Aos 4 meses de vida, com duas grandes enfermidades (pneumonia e meningite), ficou na UTI por 22 dias, e no último andar do Hospital havia uma capela, onde sua mãe ia rezar todos os dias. Certo dia os médicos disseram que pela medicina não havia mais o que fazer, pois não havia mais veias para furar o “corpinho do bebê”, até as veias da cabeça foram usadas. Sua mãe então entregou seu filho à Jesus, e rogou à Mãe, através da imagem de Nsa. Sra. Aparecida, “Mãe cuida do meu filho, assim como você cuida de mim”. Quando da notícia do médico, ao subir as escadas para Capela, a mesma encontrava-se fechada. Ao descer até a recepção para pedir que abrissem, nem foi preciso muitos passos, logo uma freira vinha em sua direção subindo as escadas e trazia em seu peito um cordão pendurado com a chave da Capela.

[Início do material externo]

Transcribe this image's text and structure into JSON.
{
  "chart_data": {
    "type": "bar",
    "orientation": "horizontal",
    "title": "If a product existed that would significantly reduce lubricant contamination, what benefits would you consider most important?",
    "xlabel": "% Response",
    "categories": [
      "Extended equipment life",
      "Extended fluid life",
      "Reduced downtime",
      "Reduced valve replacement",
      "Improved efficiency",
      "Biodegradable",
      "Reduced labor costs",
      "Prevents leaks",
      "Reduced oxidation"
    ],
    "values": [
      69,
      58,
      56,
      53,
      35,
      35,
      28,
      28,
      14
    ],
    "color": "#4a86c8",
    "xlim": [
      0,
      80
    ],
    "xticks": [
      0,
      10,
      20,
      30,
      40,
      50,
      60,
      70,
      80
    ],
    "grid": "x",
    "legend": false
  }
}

O menino Edu foi curado, e poucos dias se sucederam até que tivesse alta do hospital. Quando se recebe uma graça divina, devemos agradecer a Deus, mas a mãe do menino Edu foi mais além. Ela queria agradecer pessoalmente a freira que encontrou nas escadas, a que trazia no peito a “chave da vitória”, mas as moças da recepção informaram a esta mãe que não havia nenhuma freira no hospital, e que a capela sempre ficava aberta. Nossa Senhora visitou esta família pessoalmente! Glória a Deus Pai Salvador!